The famous platform for grocery shopping, BigBasket, seems like the latest target of cyberattacks in India.
As per the US-based cybersecurity intelligence firm Cyble, BigBasket got hit, and the information of over 20 million customers on the dark web was put out for sale. The data is being sold for USD 40,000. It includes full names, email IDs, password hashes (potentially hashed OTPs), contact numbers, PIN, addresses, date of birth, IP addresses of login, location, and other bits of information, as mentioned in a Cyble blogpost.
BigBasket is a Bengaluru, India-based start-up that has complained to the city’s cybercrime cell. It is focused on evaluating the extent of the breach and authenticity of the claim basis the consultation with cybersecurity experts. Cyble’s blog post revealed that the alleged breach occurred on October 14; the BigBasket team was intimated about this on November 1.

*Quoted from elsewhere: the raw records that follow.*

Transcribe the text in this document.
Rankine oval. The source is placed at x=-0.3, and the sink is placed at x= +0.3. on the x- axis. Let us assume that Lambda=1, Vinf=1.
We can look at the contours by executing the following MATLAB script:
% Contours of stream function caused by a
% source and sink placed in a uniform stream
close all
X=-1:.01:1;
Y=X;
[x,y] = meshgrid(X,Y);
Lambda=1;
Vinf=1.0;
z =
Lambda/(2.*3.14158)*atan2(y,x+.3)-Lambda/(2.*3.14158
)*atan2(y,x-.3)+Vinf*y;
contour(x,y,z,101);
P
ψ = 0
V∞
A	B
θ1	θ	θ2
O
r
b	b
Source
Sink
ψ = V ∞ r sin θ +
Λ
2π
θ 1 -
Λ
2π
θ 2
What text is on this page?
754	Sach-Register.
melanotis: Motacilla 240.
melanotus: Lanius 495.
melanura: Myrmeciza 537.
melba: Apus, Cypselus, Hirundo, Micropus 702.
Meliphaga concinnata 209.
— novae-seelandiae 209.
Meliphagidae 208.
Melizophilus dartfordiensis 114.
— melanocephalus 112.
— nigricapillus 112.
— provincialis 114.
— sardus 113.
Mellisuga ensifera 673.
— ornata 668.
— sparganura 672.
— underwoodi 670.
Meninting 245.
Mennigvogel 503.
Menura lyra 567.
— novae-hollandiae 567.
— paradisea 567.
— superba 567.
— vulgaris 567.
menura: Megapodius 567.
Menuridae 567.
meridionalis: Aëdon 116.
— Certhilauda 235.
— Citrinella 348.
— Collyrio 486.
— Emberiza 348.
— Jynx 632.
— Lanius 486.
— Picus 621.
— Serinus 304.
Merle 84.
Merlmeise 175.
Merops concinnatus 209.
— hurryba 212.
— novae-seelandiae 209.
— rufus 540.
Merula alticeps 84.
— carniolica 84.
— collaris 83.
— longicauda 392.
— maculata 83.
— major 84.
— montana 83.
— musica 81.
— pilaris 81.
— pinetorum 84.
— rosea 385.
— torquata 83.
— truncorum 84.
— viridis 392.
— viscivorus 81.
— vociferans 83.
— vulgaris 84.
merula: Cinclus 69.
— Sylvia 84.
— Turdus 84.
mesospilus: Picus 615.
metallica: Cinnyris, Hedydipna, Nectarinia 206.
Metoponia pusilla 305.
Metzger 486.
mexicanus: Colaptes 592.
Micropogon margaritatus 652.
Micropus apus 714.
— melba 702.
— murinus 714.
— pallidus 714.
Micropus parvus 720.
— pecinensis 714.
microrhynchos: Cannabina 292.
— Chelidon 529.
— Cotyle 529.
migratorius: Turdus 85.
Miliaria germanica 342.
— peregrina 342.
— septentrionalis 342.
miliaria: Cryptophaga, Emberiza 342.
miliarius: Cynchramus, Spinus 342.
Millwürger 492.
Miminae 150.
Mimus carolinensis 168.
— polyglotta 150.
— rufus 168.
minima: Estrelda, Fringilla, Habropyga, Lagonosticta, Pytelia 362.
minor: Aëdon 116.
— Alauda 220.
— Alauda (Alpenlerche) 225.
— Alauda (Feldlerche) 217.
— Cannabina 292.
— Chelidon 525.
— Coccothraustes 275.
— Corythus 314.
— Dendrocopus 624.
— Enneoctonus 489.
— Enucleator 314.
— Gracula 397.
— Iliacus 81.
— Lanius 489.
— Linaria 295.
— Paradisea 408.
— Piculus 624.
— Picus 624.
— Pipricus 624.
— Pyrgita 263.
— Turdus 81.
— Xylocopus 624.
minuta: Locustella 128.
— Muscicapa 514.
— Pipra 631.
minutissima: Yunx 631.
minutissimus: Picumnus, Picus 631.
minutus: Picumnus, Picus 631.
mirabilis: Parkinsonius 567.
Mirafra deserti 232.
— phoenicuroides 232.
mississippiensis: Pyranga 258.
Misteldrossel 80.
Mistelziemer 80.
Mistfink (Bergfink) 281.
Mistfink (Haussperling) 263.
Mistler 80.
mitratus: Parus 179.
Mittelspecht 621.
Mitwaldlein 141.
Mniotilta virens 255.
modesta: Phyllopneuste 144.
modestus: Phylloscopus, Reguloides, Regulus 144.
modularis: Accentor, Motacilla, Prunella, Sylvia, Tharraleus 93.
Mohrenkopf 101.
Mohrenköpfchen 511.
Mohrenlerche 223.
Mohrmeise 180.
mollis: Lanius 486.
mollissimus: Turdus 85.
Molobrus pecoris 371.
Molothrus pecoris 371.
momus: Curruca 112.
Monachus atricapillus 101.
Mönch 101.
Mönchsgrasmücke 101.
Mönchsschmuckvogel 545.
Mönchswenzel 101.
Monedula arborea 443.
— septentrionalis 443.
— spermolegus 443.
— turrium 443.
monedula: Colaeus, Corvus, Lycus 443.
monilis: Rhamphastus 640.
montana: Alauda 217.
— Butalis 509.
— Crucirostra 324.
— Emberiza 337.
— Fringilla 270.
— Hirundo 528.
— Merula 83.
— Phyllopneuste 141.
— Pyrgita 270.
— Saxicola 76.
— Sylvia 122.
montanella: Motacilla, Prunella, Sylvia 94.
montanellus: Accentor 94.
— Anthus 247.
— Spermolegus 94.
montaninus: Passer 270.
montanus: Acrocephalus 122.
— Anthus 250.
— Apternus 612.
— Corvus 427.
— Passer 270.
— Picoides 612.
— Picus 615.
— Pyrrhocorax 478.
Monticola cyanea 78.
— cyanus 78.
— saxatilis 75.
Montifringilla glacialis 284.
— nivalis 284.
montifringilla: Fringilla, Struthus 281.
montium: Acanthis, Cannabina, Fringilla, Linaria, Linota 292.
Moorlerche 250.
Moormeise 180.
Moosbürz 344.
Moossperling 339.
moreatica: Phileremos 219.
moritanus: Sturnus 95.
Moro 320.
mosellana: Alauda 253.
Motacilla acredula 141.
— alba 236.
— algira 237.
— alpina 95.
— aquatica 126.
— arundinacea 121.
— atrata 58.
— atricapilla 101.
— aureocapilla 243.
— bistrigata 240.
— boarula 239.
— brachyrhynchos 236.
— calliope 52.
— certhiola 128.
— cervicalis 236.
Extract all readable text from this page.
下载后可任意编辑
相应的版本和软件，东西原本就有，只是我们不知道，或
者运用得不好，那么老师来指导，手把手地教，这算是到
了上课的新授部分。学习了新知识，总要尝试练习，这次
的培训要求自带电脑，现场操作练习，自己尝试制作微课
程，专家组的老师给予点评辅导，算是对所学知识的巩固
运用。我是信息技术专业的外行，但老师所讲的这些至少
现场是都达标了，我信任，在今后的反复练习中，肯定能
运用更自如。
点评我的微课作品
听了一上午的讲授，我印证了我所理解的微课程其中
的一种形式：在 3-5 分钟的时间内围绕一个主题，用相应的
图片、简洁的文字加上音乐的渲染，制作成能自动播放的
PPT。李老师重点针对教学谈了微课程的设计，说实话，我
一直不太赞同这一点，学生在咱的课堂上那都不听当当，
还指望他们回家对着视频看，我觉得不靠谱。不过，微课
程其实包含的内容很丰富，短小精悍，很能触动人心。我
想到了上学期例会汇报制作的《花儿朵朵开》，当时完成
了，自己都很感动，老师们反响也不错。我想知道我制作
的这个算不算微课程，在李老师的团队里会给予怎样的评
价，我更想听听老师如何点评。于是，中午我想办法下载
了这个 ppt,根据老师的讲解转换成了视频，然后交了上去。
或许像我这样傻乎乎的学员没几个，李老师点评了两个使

“The privacy and confidentiality of our customers are our priority and we do not store any financial data, including credit card numbers, and are confident that this financial data is secure,” said the Alibaba-backed company in a statement.
When there is a uniformity of opinions that data is a critical asset that can be improvised and helps increase profits, it should be treated as tradeable assets. In India, the average cost of a breach is marked at about INR 14 crore in 2020, which is also an increase of 9.4% from the last year.
The report also added that the three root causes of a data breach are system glitches, malicious attacks, and human error across the nation.
“The only customer data we maintain are email IDs, phone numbers, order details, and addresses so these are the details that could potentially have been accessed. We have a robust information security framework that employs best-in-class resources and technologies to manage our information,” it added.
“Instead of treating it as a commodity that needs to be hidden behind large security measures, the industry and regulatory bodies need to move towards treating data as a tradeable asset and data economy infrastructure wherein consumers will be more comfortable and slightly richer and data pirates have less of an incentive to breach and sell it,” said Ankit Chaudhari, Chief Executive Officer and Founder, Aiisma, a data marketplace.
“Or else security will keep becoming expensive and hackers sophisticated, a scenario in which neither consumer nor company wins,” Chaudhari added.